Peki Atilla Dorsay ‘in bu ödülü alarak biraz vicdan muhasebesine ittiği düşmanlar kimler? Düşman çok, ancak Dorsay’ı yakından tanıyanlar biliyordu ki O bu intikami özellikle bir isimden, hem de ünlü ve benim de çok sevdiğim bir kadın yazardan almıştı. Peki o yazar kimdi, sabredin lütfen, cevap yazının devamında…
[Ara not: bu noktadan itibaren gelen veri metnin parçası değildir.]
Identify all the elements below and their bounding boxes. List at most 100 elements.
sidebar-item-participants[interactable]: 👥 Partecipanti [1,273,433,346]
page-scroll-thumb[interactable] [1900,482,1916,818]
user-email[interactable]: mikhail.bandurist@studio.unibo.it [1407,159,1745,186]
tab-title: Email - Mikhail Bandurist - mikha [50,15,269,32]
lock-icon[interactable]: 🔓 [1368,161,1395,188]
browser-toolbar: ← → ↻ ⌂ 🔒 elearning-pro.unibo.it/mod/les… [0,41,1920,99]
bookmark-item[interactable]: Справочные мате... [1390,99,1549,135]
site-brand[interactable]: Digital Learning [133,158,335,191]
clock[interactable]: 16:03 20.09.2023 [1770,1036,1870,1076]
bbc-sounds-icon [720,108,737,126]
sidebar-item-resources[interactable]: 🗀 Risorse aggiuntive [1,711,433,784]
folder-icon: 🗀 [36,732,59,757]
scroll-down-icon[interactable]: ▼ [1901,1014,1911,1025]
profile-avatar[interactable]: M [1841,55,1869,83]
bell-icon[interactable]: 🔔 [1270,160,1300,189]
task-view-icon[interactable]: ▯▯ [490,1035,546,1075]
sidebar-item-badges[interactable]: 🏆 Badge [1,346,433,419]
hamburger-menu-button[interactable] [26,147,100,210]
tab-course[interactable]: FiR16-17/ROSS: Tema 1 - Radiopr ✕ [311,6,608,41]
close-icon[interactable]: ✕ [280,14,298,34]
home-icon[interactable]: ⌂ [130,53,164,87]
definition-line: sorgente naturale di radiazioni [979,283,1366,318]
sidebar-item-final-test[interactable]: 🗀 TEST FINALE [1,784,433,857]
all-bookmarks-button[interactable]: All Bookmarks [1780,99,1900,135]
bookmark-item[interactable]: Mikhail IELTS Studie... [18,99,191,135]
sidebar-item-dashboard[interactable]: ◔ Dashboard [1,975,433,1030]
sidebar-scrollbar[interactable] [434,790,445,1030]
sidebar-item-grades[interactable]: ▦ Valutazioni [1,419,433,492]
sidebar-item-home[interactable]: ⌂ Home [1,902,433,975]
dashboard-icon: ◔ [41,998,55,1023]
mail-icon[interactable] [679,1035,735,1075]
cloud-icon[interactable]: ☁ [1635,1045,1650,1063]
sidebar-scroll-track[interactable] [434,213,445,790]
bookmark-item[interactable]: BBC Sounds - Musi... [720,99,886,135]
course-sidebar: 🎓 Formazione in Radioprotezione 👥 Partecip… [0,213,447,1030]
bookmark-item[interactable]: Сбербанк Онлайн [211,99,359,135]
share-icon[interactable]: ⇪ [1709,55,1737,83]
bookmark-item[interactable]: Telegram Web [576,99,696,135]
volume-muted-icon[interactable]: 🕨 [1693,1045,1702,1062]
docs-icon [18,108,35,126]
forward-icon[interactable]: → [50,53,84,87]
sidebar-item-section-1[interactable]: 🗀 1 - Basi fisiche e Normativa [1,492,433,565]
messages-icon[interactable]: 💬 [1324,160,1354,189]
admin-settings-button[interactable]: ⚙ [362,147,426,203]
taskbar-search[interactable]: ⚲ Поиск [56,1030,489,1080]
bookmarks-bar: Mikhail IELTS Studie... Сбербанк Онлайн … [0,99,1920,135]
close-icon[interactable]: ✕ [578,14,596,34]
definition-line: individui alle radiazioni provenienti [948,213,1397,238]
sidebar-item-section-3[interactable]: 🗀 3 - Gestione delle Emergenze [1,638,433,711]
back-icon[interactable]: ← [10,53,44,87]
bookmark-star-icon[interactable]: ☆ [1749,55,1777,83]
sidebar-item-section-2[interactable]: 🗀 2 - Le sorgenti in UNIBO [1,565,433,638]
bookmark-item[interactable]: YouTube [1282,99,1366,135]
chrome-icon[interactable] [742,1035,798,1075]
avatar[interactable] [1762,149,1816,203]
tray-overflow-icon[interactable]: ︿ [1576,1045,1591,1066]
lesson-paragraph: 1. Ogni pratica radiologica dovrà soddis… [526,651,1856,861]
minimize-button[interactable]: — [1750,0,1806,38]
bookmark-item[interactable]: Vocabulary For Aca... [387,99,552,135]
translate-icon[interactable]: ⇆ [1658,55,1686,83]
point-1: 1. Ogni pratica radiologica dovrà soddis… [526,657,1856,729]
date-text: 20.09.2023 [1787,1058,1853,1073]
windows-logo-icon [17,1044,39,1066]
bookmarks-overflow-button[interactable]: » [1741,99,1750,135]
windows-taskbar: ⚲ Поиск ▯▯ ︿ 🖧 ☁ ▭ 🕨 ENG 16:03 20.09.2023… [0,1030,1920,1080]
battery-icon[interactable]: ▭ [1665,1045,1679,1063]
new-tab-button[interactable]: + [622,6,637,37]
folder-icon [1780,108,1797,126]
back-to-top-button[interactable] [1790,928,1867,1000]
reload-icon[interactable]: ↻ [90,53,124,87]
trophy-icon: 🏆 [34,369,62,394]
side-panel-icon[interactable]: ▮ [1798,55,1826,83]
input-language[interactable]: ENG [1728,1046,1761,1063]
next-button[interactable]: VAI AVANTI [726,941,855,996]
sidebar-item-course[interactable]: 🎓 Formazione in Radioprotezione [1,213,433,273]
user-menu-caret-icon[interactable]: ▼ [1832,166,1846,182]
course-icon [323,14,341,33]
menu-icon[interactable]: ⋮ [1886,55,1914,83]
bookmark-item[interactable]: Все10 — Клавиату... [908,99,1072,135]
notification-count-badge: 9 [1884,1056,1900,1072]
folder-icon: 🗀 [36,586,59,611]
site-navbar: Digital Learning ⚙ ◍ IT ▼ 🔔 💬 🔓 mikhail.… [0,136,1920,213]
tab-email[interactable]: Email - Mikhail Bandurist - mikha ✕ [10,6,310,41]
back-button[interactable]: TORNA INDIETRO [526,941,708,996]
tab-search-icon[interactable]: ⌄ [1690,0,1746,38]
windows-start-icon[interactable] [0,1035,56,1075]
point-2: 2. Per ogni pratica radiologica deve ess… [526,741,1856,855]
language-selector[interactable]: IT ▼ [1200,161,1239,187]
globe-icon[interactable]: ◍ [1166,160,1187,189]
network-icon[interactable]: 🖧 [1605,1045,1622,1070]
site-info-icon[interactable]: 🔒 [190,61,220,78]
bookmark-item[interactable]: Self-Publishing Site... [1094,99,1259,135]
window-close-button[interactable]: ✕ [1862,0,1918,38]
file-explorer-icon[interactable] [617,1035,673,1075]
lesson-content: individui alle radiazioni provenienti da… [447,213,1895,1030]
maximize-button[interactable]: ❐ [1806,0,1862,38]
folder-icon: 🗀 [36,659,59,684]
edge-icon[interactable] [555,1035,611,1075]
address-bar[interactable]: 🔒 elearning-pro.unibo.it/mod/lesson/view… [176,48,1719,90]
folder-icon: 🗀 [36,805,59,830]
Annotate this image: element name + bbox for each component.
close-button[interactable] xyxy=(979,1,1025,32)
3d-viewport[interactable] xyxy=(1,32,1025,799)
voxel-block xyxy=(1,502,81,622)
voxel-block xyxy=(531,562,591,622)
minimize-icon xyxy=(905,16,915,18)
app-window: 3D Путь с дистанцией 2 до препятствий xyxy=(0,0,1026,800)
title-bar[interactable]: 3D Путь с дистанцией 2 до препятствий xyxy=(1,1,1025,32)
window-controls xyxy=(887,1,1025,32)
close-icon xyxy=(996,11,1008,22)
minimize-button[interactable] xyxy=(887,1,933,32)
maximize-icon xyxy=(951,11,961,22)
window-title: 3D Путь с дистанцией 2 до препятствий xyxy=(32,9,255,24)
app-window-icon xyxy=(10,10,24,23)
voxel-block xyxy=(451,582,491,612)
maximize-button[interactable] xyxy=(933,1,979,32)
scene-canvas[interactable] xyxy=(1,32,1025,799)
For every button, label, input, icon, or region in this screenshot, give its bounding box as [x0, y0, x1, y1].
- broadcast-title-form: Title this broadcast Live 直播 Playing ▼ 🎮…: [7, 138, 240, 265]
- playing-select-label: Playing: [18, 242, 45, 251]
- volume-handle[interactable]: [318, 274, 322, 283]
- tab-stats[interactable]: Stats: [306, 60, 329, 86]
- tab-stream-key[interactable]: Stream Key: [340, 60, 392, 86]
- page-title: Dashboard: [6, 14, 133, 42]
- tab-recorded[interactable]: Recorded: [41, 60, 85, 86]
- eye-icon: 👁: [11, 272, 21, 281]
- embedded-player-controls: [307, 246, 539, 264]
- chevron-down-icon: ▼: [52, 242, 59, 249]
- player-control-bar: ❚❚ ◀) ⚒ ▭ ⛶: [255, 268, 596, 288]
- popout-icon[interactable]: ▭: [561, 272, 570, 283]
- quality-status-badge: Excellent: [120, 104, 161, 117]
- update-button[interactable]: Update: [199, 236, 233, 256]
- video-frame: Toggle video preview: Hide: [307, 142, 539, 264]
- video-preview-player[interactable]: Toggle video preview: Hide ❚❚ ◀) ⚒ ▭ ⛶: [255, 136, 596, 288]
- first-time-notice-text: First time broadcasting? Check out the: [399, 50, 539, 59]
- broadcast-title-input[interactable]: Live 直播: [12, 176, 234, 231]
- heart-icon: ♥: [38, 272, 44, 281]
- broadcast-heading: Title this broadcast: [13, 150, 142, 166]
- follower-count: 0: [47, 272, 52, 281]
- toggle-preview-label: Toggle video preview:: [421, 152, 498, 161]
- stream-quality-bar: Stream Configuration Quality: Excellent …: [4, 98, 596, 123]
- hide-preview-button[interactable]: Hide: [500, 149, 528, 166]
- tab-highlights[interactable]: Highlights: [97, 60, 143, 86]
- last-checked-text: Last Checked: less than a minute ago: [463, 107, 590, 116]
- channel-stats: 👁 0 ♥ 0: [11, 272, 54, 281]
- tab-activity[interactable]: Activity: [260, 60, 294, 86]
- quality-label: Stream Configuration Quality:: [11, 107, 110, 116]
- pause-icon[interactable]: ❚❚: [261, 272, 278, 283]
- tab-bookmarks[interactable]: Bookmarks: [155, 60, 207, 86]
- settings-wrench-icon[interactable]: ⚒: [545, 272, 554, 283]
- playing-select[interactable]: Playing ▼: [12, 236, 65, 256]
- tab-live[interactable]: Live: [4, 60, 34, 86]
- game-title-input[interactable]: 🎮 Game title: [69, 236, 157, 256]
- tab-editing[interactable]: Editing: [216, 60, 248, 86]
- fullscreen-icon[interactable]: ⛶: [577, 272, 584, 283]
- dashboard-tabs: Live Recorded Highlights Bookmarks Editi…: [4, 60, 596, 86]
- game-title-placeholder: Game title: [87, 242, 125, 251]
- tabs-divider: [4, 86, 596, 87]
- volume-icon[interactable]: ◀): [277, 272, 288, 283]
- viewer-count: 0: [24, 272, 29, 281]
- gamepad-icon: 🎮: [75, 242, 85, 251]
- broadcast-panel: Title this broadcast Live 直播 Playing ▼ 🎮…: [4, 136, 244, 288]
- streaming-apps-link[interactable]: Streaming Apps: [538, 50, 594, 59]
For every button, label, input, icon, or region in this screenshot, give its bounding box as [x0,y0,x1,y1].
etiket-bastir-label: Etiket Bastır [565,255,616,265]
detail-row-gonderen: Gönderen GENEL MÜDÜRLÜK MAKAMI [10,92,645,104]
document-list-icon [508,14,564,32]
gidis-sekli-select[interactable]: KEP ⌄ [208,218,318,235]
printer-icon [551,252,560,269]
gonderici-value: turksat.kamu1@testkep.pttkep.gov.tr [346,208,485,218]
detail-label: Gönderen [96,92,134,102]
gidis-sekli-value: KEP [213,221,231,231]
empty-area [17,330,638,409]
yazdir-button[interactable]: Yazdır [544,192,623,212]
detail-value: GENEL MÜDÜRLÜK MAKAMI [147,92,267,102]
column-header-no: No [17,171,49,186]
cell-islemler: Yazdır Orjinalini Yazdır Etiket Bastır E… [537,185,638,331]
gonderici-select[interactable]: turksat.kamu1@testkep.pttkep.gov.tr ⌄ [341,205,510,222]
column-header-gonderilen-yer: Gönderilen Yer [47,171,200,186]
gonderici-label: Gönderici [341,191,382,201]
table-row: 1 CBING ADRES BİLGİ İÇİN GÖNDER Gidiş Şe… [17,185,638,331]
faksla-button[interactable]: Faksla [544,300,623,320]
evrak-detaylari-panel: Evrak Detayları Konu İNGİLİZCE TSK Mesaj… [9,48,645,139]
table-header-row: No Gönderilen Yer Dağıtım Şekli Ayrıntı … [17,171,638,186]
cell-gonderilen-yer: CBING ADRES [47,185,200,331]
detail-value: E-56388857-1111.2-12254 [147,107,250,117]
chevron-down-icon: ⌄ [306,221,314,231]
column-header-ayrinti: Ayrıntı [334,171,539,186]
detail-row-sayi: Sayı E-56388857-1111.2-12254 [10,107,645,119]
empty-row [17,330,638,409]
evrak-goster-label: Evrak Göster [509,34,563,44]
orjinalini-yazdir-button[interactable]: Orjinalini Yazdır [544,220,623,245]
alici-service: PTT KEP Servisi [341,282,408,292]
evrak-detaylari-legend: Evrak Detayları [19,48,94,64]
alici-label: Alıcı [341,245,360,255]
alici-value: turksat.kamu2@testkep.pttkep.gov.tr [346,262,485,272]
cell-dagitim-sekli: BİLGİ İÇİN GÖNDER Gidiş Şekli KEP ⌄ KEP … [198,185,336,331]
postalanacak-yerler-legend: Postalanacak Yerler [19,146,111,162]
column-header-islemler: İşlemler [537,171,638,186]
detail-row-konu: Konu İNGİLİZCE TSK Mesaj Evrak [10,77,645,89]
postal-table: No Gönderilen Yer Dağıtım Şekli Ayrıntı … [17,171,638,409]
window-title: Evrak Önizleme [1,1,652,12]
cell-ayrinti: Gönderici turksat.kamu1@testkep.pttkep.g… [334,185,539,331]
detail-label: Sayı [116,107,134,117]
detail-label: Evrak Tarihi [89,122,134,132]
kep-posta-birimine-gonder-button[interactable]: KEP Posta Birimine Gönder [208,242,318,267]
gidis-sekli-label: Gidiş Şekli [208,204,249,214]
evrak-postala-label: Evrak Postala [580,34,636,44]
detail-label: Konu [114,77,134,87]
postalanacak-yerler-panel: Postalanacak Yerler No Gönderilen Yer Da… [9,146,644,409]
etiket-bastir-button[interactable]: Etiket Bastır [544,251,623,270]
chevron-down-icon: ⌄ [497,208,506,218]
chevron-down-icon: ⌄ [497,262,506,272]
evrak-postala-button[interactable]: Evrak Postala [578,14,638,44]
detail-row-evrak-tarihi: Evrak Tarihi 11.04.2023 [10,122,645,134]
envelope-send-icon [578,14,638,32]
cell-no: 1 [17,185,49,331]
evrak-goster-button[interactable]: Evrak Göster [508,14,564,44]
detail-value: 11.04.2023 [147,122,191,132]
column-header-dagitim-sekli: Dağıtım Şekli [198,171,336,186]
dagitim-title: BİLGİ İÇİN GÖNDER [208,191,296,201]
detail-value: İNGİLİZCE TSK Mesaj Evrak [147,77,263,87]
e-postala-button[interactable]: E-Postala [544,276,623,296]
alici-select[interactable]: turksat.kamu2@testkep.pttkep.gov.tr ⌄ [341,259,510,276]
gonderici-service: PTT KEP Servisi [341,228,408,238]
Atilla beyle Altınkoza Film Festivali dönüşu Adana Havalimanı nda karşılaştık. Ogün havalimanında tam bir parti havası hakimdi. Festival boyunca konukları tanıştırmak için kokteyller, partiler ve toplantılar yapılmış ama hiç biri konukları biraraya getirme ve birbirleriyle kaynaştırma konusunda bu kadar başarılı olamamıştı. Havaalanı girişinde oyuncu Ugur Polat’la lafladık. Uğur bey, önünde en büyüğü kırmızı renkli olan valizleri ve elinde sigarasıyla yalnız başına oracıktaki bir bankta oturuyordu. Içeride beklemek yerine burada beklemeyi ve rahat rahat sigarasını tüttürmeyi yeğlemişti. Sigara dumanına daha fazla dayanamayan ben Ugur beyi oracıkta terkederek yoluma devam ettim. Güvenlikten geçip içeri girince Yeni Türkü’nün kurucularından olan yetenekli müzisyen Selim Atakan’la karşılaştık. Görebilceğiniz en kibar ve en beyfendi insanlardan biridir kendisi. Utangaç çocuklar gibi bir gözünüzün içine bakar bir yere bakar, çok da düşük bir ses tonuyla konustuğu için O’nu duymakta hayli zorlandım. Çünkü zaten sabahları havuzda bıcır bıcır yüzmekten kulaklarım tıkanmıştı. Bu nedenle zaman zaman kulaklarımı uydu anteni gibi tam Selim beyin iki dudağının karşısına konuşlandırdım. Atakan’la konuşmamız demokratlik üzerineydi. Türkiye’de bazı insanların demokratlığı bile kategorik sınırlar içine hapsetmeye çalıştığından yakınıyor Atakan. O’na göre demokrat olmak, özgürce düşünebilmek ve özgürce davranabilmekle mümkün. Sohbetin ortasında bir baktım Atllla bey… Kendisi çok mütevazı, çok arkadaş canlısıdır, herkesi sorar herkesle konuşur, sohbet eder. ÇOnu hep hatırladığım gibi yine sol gömlek cebi oldukça yüklüydü, kalem, küçük not defteri, katlanmış kağıtlar… Selim beyin de başı kalabalık, ben yerimden kalktım ve direksiyonumu Atilla beye dogru kırdım. Sohbetimiz intikam meselesine geldi tabii. Dorsay çok rahatlamış ve mutlu bir ifadeyle “Perihan Mağden’den intikamımı aldım” dedi.